Modern Day Sharecropping
Tyson has aggressively consolidated its power in the chicken industry—and workers and farmers are hurting.
blog.ucsusa.org
As detailed in our report,
Tyson Spells Trouble for Arkansas, we analyzed US Department of Agriculture data and sales data from the Arkansas poultry processing industry and found that:
- Tyson operates like a monopoly in the Arkansas chicken industry. It accounts for more than two-thirds of the state’s poultry processing. And in some parts of the state, Tyson really has the market cornered: In seven counties, Tyson was the single company controlling all broiler chicken production.
- Tyson has been aggressive in buying up companies and assets in its quest for poultry industry domination. Since 1990, it has made 47 acquisitions (far more than its leading competitors) up and down the supply chain, acquiring not just processing plants but also chicken breeders and even the mills that make chicken feed.
- Tyson’s increasing stranglehold on the industry since 1990 has coincided with a loss of half of the poultry farms in Arkansas. That has happened even as the number of chickens raised in the state every year has risen 1,000%.
- Finally, the concentration and scale of Tyson’s operation has also led to a concentration of chicken manure and other waste around the farms and plants clustered in Northwest Arkansas. That affects the people who live in the region.

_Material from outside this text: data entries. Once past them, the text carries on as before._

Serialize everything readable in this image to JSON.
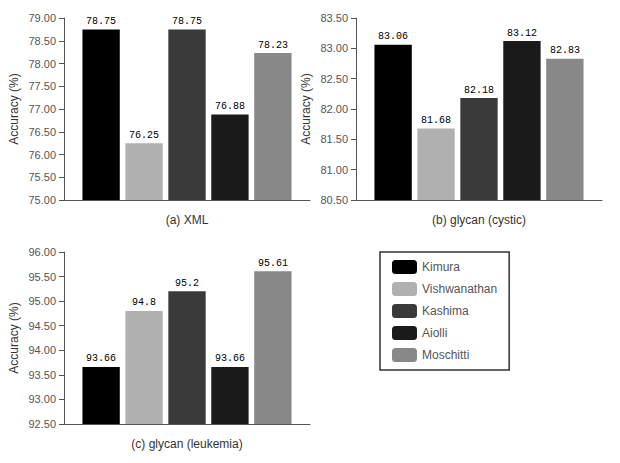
{
  "chart_data": [
    {
      "type": "bar",
      "xlabel": "(a) XML",
      "ylabel": "Accuracy (%)",
      "categories": [
        null
      ],
      "series": [
        {
          "name": "Kimura",
          "color": "#000000",
          "values": [
            78.75
          ]
        },
        {
          "name": "Vishwanathan",
          "color": "#b0b0b0",
          "values": [
            76.25
          ]
        },
        {
          "name": "Kashima",
          "color": "#3a3a3a",
          "values": [
            78.75
          ]
        },
        {
          "name": "Aiolli",
          "color": "#1a1a1a",
          "values": [
            76.88
          ]
        },
        {
          "name": "Moschitti",
          "color": "#888888",
          "values": [
            78.23
          ]
        }
      ],
      "ylim": [
        75.0,
        79.0
      ],
      "yticks": [
        {
          "value": 75.0,
          "label": "75.00"
        },
        {
          "value": 75.5,
          "label": "75.50"
        },
        {
          "value": 76.0,
          "label": "76.00"
        },
        {
          "value": 76.5,
          "label": "76.50"
        },
        {
          "value": 77.0,
          "label": "77.00"
        },
        {
          "value": 77.5,
          "label": "77.50"
        },
        {
          "value": 78.0,
          "label": "78.00"
        },
        {
          "value": 78.5,
          "label": "78.50"
        },
        {
          "value": 79.0,
          "label": "79.00"
        }
      ],
      "grid": false,
      "data_labels": true,
      "tick_labels": "y",
      "legend": "lower right"
    },
    {
      "type": "bar",
      "xlabel": "(b) glycan (cystic)",
      "ylabel": "Accuracy (%)",
      "categories": [
        null
      ],
      "series": [
        {
          "name": "Kimura",
          "color": "#000000",
          "values": [
            83.06
          ]
        },
        {
          "name": "Vishwanathan",
          "color": "#b0b0b0",
          "values": [
            81.68
          ]
        },
        {
          "name": "Kashima",
          "color": "#3a3a3a",
          "values": [
            82.18
          ]
        },
        {
          "name": "Aiolli",
          "color": "#1a1a1a",
          "values": [
            83.12
          ]
        },
        {
          "name": "Moschitti",
          "color": "#888888",
          "values": [
            82.83
          ]
        }
      ],
      "ylim": [
        80.5,
        83.5
      ],
      "yticks": [
        {
          "value": 80.5,
          "label": "80.50"
        },
        {
          "value": 81.0,
          "label": "81.00"
        },
        {
          "value": 81.5,
          "label": "81.50"
        },
        {
          "value": 82.0,
          "label": "82.00"
        },
        {
          "value": 82.5,
          "label": "82.50"
        },
        {
          "value": 83.0,
          "label": "83.00"
        },
        {
          "value": 83.5,
          "label": "83.50"
        }
      ],
      "grid": false,
      "data_labels": true,
      "tick_labels": "y",
      "legend": "lower right"
    },
    {
      "type": "bar",
      "xlabel": "(c) glycan (leukemia)",
      "ylabel": "Accuracy (%)",
      "categories": [
        null
      ],
      "series": [
        {
          "name": "Kimura",
          "color": "#000000",
          "values": [
            93.66
          ]
        },
        {
          "name": "Vishwanathan",
          "color": "#b0b0b0",
          "values": [
            94.8
          ]
        },
        {
          "name": "Kashima",
          "color": "#3a3a3a",
          "values": [
            95.2
          ]
        },
        {
          "name": "Aiolli",
          "color": "#1a1a1a",
          "values": [
            93.66
          ]
        },
        {
          "name": "Moschitti",
          "color": "#888888",
          "values": [
            95.61
          ]
        }
      ],
      "ylim": [
        92.5,
        96.0
      ],
      "yticks": [
        {
          "value": 92.5,
          "label": "92.50"
        },
        {
          "value": 93.0,
          "label": "93.00"
        },
        {
          "value": 93.5,
          "label": "93.50"
        },
        {
          "value": 94.0,
          "label": "94.00"
        },
        {
          "value": 94.5,
          "label": "94.50"
        },
        {
          "value": 95.0,
          "label": "95.00"
        },
        {
          "value": 95.5,
          "label": "95.50"
        },
        {
          "value": 96.0,
          "label": "96.00"
        }
      ],
      "grid": false,
      "data_labels": true,
      "tick_labels": "y",
      "legend": "lower right"
    }
  ]
}
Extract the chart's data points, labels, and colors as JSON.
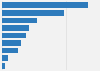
{
  "values": [
    270,
    195,
    110,
    85,
    75,
    60,
    50,
    18,
    10
  ],
  "bar_color": "#2e7bbc",
  "background_color": "#f2f2f2",
  "plot_bg_color": "#ffffff",
  "grid_color": "#dddddd",
  "xlim": [
    0,
    300
  ],
  "figsize": [
    1.0,
    0.71
  ],
  "dpi": 100,
  "bar_height": 0.75
}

And the two most affected counties are counties with a large share of Arkansas’s Latino and Native American population, already disadvantaged communities who now also have to live with the air and water pollution that Tyson has created.
That level of market share gives Tyson a lot of power, and we’ve seen examples of how the company uses it. Early in the pandemic,
Tyson flexed its political muscles to keep plants across the country open even as its workers were contracting and dying from COVID-19 in alarming and tragic numbers. But long before the pandemic, farmers, workers, and commercial chicken buyers have been accusing Tyson of
price fixing and
wage suppression schemes that go back years. Some of these allegations have gone to court and
ended in settlements, while others are
still pending.
Blocking independent farmers by controlling the market. Just like Armor did back in the Slaughterhouse days of Chicago/Stockyards.
Eastern Shore of Maryland is a perfect example of modern day sharecropping/indentured servitude.